Le forze dell’ordine si sono mosse lentamente, in particolare nel caso Sulli Deals dell’anno scorso, afferma N.S. Nappinai, avvocato della Corte Suprema dell’India e fondatrice di Cyber Saathi, un’iniziativa in difesa della sicurezza informatica. “Se le forze dell’ordine avessero agito più velocemente, i fenomeni imitativi avrebbero potuto essere evitati”, afferma Nappinai.
L’azione lenta fa parte di un modello più ampio, afferma Meenakshi Ganguly, direttrice dell’area dell’Asia meridionale di Human Rights Watch. Le autorità si affrettano ad accusare i critici del governo, dice, ma “l’incitamento all’odio e le azioni violente dei supporter governativi sono raramente perseguiti“.
Le aziende di social media, che potrebbero eliminare i post offensivi e arginare la disinformazione, non stanno facendo granché per arginare questo vuoto. “Le aziende tecnologiche eliminano i contenuti in base alle loro linee guida e alle leggi locali. In questo caso, i presupposti di violazione ci sono tutti”, afferma Krishnesh Bapat, del Center for Communication Governance presso la Internet Freedom Foundation di Delhi. “GitHub, a quanto se ne sa, non rimuove i contenuti in modo proattivo. Lo fa solo dopo aver ricevuto un reclamo e in questo caso i tempi sembrano molto lunghi”, spiega.

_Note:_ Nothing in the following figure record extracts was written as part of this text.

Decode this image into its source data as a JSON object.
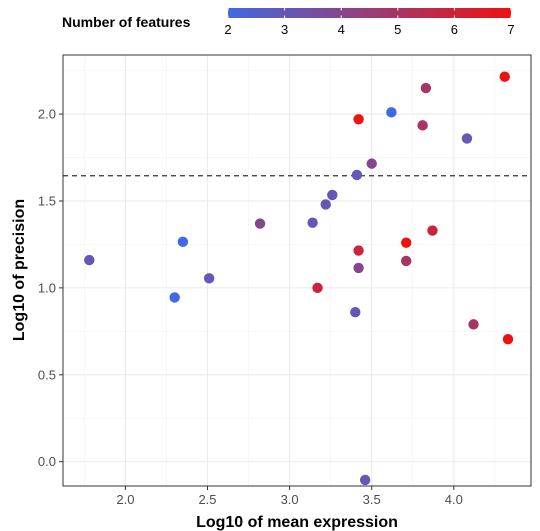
{
  "chart_data": {
    "type": "scatter",
    "xlabel": "Log10 of mean expression",
    "ylabel": "Log10 of precision",
    "xlim": [
      1.62,
      4.47
    ],
    "ylim": [
      -0.14,
      2.34
    ],
    "x_ticks": [
      2.0,
      2.5,
      3.0,
      3.5,
      4.0
    ],
    "x_tick_labels": [
      "2.0",
      "2.5",
      "3.0",
      "3.5",
      "4.0"
    ],
    "y_ticks": [
      0.0,
      0.5,
      1.0,
      1.5,
      2.0
    ],
    "y_tick_labels": [
      "0.0",
      "0.5",
      "1.0",
      "1.5",
      "2.0"
    ],
    "grid": true,
    "hline": {
      "y": 1.645,
      "style": "dashed"
    },
    "legend": {
      "title": "Number of features",
      "placement": "top",
      "min": 2,
      "max": 7,
      "ticks": [
        2,
        3,
        4,
        5,
        6,
        7
      ],
      "tick_labels": [
        "2",
        "3",
        "4",
        "5",
        "6",
        "7"
      ],
      "low_color": "#4169e1",
      "high_color": "#ee1111"
    },
    "points": [
      {
        "x": 1.78,
        "y": 1.16,
        "features": 3
      },
      {
        "x": 2.3,
        "y": 0.945,
        "features": 2
      },
      {
        "x": 2.35,
        "y": 1.265,
        "features": 2
      },
      {
        "x": 2.51,
        "y": 1.055,
        "features": 3
      },
      {
        "x": 2.82,
        "y": 1.37,
        "features": 4
      },
      {
        "x": 3.14,
        "y": 1.375,
        "features": 3
      },
      {
        "x": 3.17,
        "y": 1.0,
        "features": 6
      },
      {
        "x": 3.22,
        "y": 1.48,
        "features": 3
      },
      {
        "x": 3.26,
        "y": 1.535,
        "features": 3
      },
      {
        "x": 3.4,
        "y": 0.86,
        "features": 3
      },
      {
        "x": 3.41,
        "y": 1.65,
        "features": 3
      },
      {
        "x": 3.42,
        "y": 1.115,
        "features": 4
      },
      {
        "x": 3.42,
        "y": 1.215,
        "features": 6
      },
      {
        "x": 3.42,
        "y": 1.97,
        "features": 7
      },
      {
        "x": 3.46,
        "y": -0.105,
        "features": 3
      },
      {
        "x": 3.5,
        "y": 1.715,
        "features": 4
      },
      {
        "x": 3.62,
        "y": 2.01,
        "features": 2
      },
      {
        "x": 3.71,
        "y": 1.155,
        "features": 5
      },
      {
        "x": 3.71,
        "y": 1.26,
        "features": 7
      },
      {
        "x": 3.81,
        "y": 1.935,
        "features": 5
      },
      {
        "x": 3.83,
        "y": 2.15,
        "features": 5
      },
      {
        "x": 3.87,
        "y": 1.33,
        "features": 6
      },
      {
        "x": 4.08,
        "y": 1.86,
        "features": 3
      },
      {
        "x": 4.12,
        "y": 0.79,
        "features": 5
      },
      {
        "x": 4.31,
        "y": 2.215,
        "features": 7
      },
      {
        "x": 4.33,
        "y": 0.705,
        "features": 7
      }
    ]
  }
}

In India quasi tutte le forme di molestia online rientrano nella categoria generale del cyberbullismo. L’Information Technology Act dell’India del 2000, comunemente noto come Cyber Law, disciplina gli abusi online. La legge aveva lo scopo di regolare il commercio elettronico, ma è stata modificata nel 2008 per intervenire anche sui crimini informatici. Le molestie possono anche rientrare nel codice penale generale del paese, afferma Nappinai, che può aiutare a proteggere le vittime nei casi gravi.
Tuttavia, alcuni sostengono che le leggi del paese sul mondo online debbano essere riviste. Anushka Jain, un avvocato della Internet Freedom Foundation, ritiene che il mondo digitale sia cambiato troppo perché la legge attuale sia efficace. “Alcune delle disposizioni della Cyber Law”, afferma, “sono diventate ridondanti e incapaci di affrontare i problemi attuali e i cambiamenti e le minacce in rapida evoluzione”. Il governo, aggiunge, ha bisogno di un approccio olistico alla politica informatica, comprese leggi più severe.
Oltre alle molestie, i musulmani in India sono anche alle prese con la disinformazione online. Per esempio, lo scorso settembre, ID Fresh, un’azienda di prodotti alimentari certificata halal di proprietà di una famiglia musulmana, ha affrontato una campagna di disinformazione su larga scala sui social media, in cui veniva sostenuto che l’azienda mescola ossa di vacca e caglio di vitello per aumentare il volume della pastella pronta da cuocere ed esortando “ogni singolo indù” ad evitare questi prodotti. L’azienda ha dovuto affrontare un boicottaggio e ha dovuto intraprendere una campagna per chiarire la situazione e fronteggiare il calo delle vendite.
Finora, sembra esserci poco impegno per cambiare la situazione da parte delle aziende tecnologiche o del governo indiano. Ciò ha lasciato pochi rimedi a Hana Mohsin Khan, una pilota professionale che si è rivolta a Twitter per esprimere la sua rabbia quando ha visto la sua foto comparire nell’asta di gennaio. “Le donne musulmane sono state ancora una volta prese di mira. Ancora una volta non verranno presi provvedimenti”, ha scritto. “Siamo trappola di un ciclo infinito di rabbia e angoscia. Ogni singolo giorno”.
Safina Nabi è una giornalista multimediale indipendente.